SCHOLARSHIPS
This is a complicated one, so stay with me!
Almost everyone hopes to finance their college education with scholarships. They’ve been told there are millions of dollars waiting for students to claim. The more popular (and reputable) sites are www.fastweb.com, www.scholarships.com, and www.bigfuture.collegeboard.org. They are all about the same and act as a clearinghouse for private scholarship information. Please feel free to create an account at any of them. Please do not ever pay someone to find you scholarships. Scammers will go to these free websites and charge you for the information.
Here’s the reality:
There are around 1.7 million private scholarships in the USA, with a value of about $7.1 billion.
That sounds like a lot.
But here’s the catch. They don’t give it all away. They only award a small percentage of the total worth because these are endowments. That means the principle doesn’t get touched. Foundations only give away a portion of the interest the endowment earns. This is how they have enough money to give a scholarship year after year. Private scholarships can be for ANYTHING and do not always require top grades. Some don’t even need an essay! For example, have you heard of the contest to make a prom outfit from Duck brand duct tape?
Back to the serious stuff. According to Research.com, only 12.5% of students receive scholarships, and 97% receive $2500 or less. Only .2% (did you see that point in FRONT of the two?) received scholarships worth $25,000 or more.

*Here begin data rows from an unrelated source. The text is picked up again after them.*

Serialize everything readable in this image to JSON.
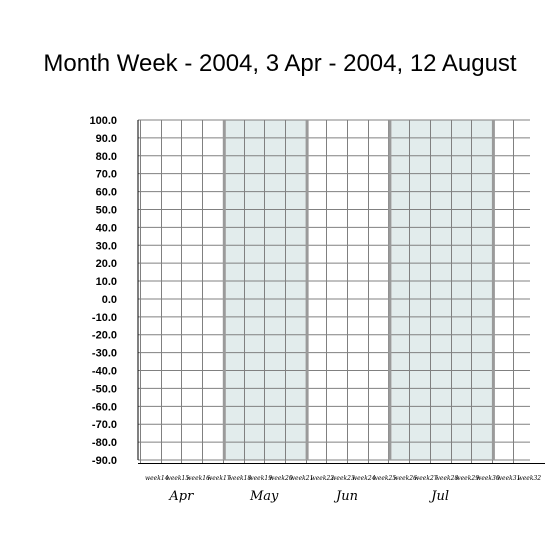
{
  "chart_data": {
    "type": "table",
    "title": "Month Week - 2004, 3 Apr - 2004, 12 August",
    "xlabel": "",
    "ylabel": "",
    "ylim": [
      -90,
      100
    ],
    "ystep": 10,
    "y_ticks": [
      "100.0",
      "90.0",
      "80.0",
      "70.0",
      "60.0",
      "50.0",
      "40.0",
      "30.0",
      "20.0",
      "10.0",
      "0.0",
      "-10.0",
      "-20.0",
      "-30.0",
      "-40.0",
      "-50.0",
      "-60.0",
      "-70.0",
      "-80.0",
      "-90.0"
    ],
    "weeks": [
      "week14",
      "week15",
      "week16",
      "week17",
      "week18",
      "week19",
      "week20",
      "week21",
      "week22",
      "week23",
      "week24",
      "week25",
      "week26",
      "week27",
      "week28",
      "week29",
      "week30",
      "week31",
      "week32"
    ],
    "months": [
      {
        "label": "Apr",
        "start_week": 14,
        "end_week": 17,
        "shaded": false
      },
      {
        "label": "May",
        "start_week": 18,
        "end_week": 21,
        "shaded": true
      },
      {
        "label": "Jun",
        "start_week": 22,
        "end_week": 25,
        "shaded": false
      },
      {
        "label": "Jul",
        "start_week": 26,
        "end_week": 30,
        "shaded": true
      }
    ],
    "grid": true,
    "series": []
  },
  "colors": {
    "background": "#ffffff",
    "grid": "#808080",
    "shade": "#e2ecec",
    "month_separator": "#9a9a9a",
    "axis": "#000000"
  }
}
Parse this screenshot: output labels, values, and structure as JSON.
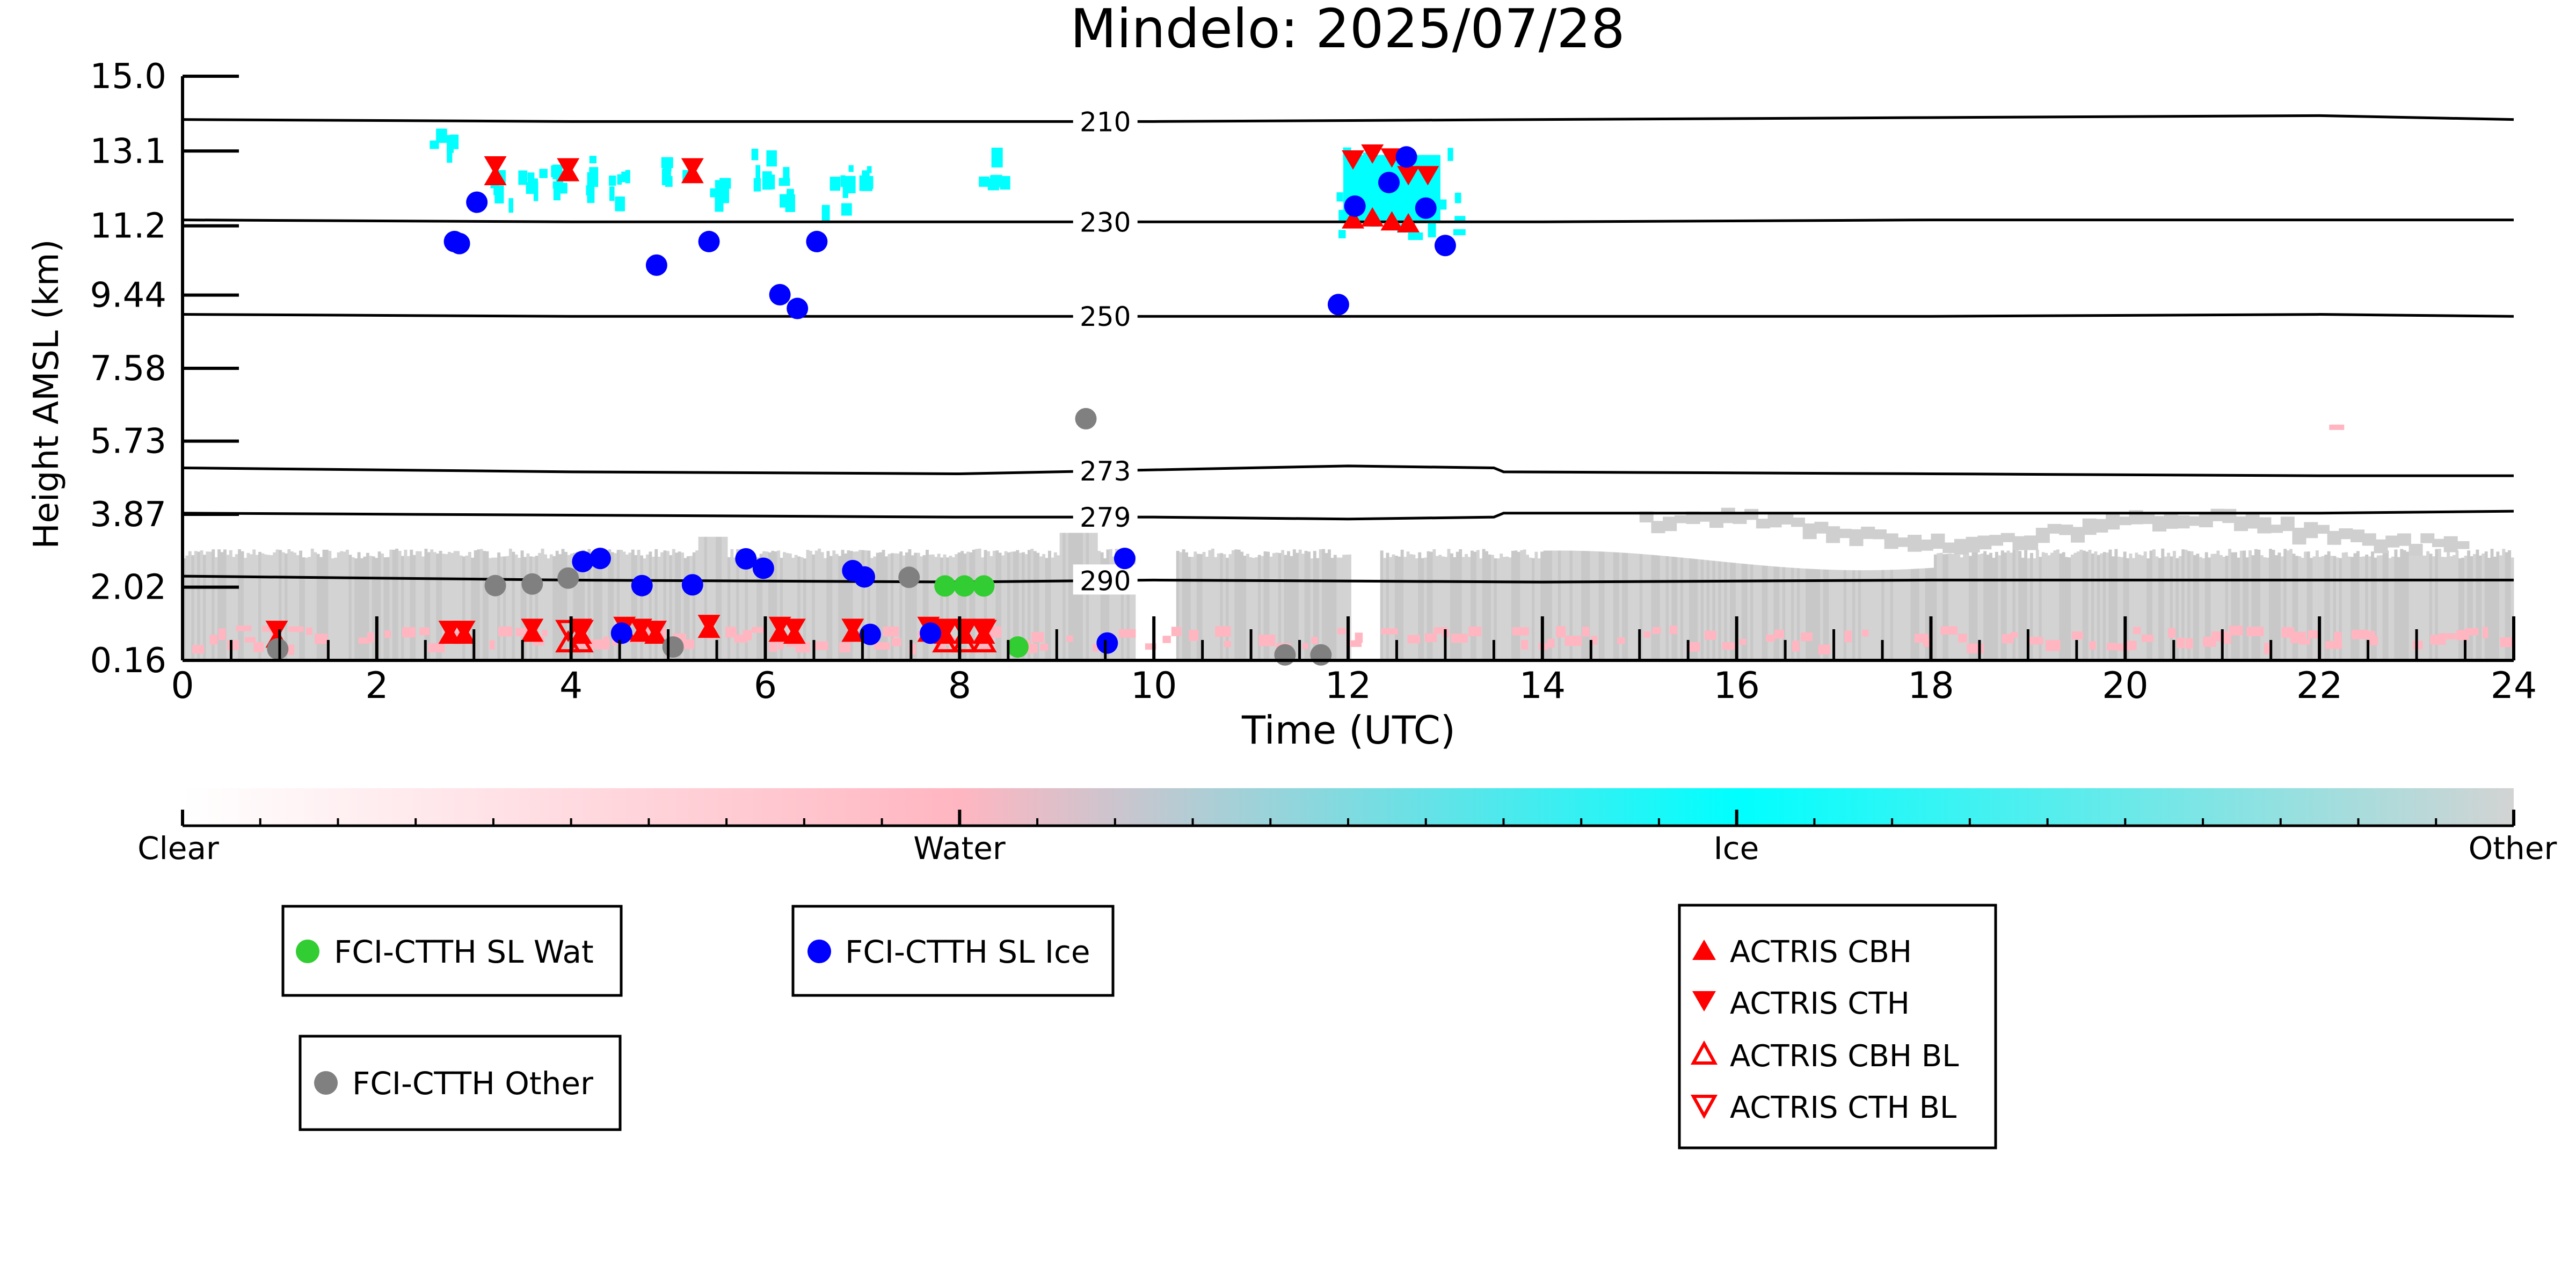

I am going to focus on merit-based scholarships unrelated to athletics. Click here for the stats for athletic scholarships by division and sport. Only 1.3% of college athletes get ANY scholarship at all. But it can help you get admitted.
The vast majority of scholarships come from the colleges themselves. Need-based scholarships are the most common type, and you have no control over how each college determines “need.” That leaves merit scholarships. Highly competitive schools rarely offer merit-based aid. When they can fill their classes 25 times over, they don’t need to entice anyone to attend with extra money. These are the Harvard and Stanford types.
And then there’s stacking versus collapsing . . .
Imagine you get a college financial aid offer that says your cost after financial aid will be $12,500. You got an outside scholarship for $2500. Score! You just reduced your cost to $10,000, right?
Maybe, maybe not.
Generally, scholarships get reported to the school you choose. The foundation often sends the check directly to the school. If a school allows “stacking,” they will apply the money to the portion you owe. Awesome. That’s the best-case scenario.
But that doesn’t always happen. Some schools use outside scholarships to save THEMSELVES money. They collapse the money into their existing offer leaving you with the same $12,500 bill. I think it is robbery.
How will you know? You have to ask each school. They won’t volunteer the information, so email them and ask. Every school sets its own policy regarding outside scholarships.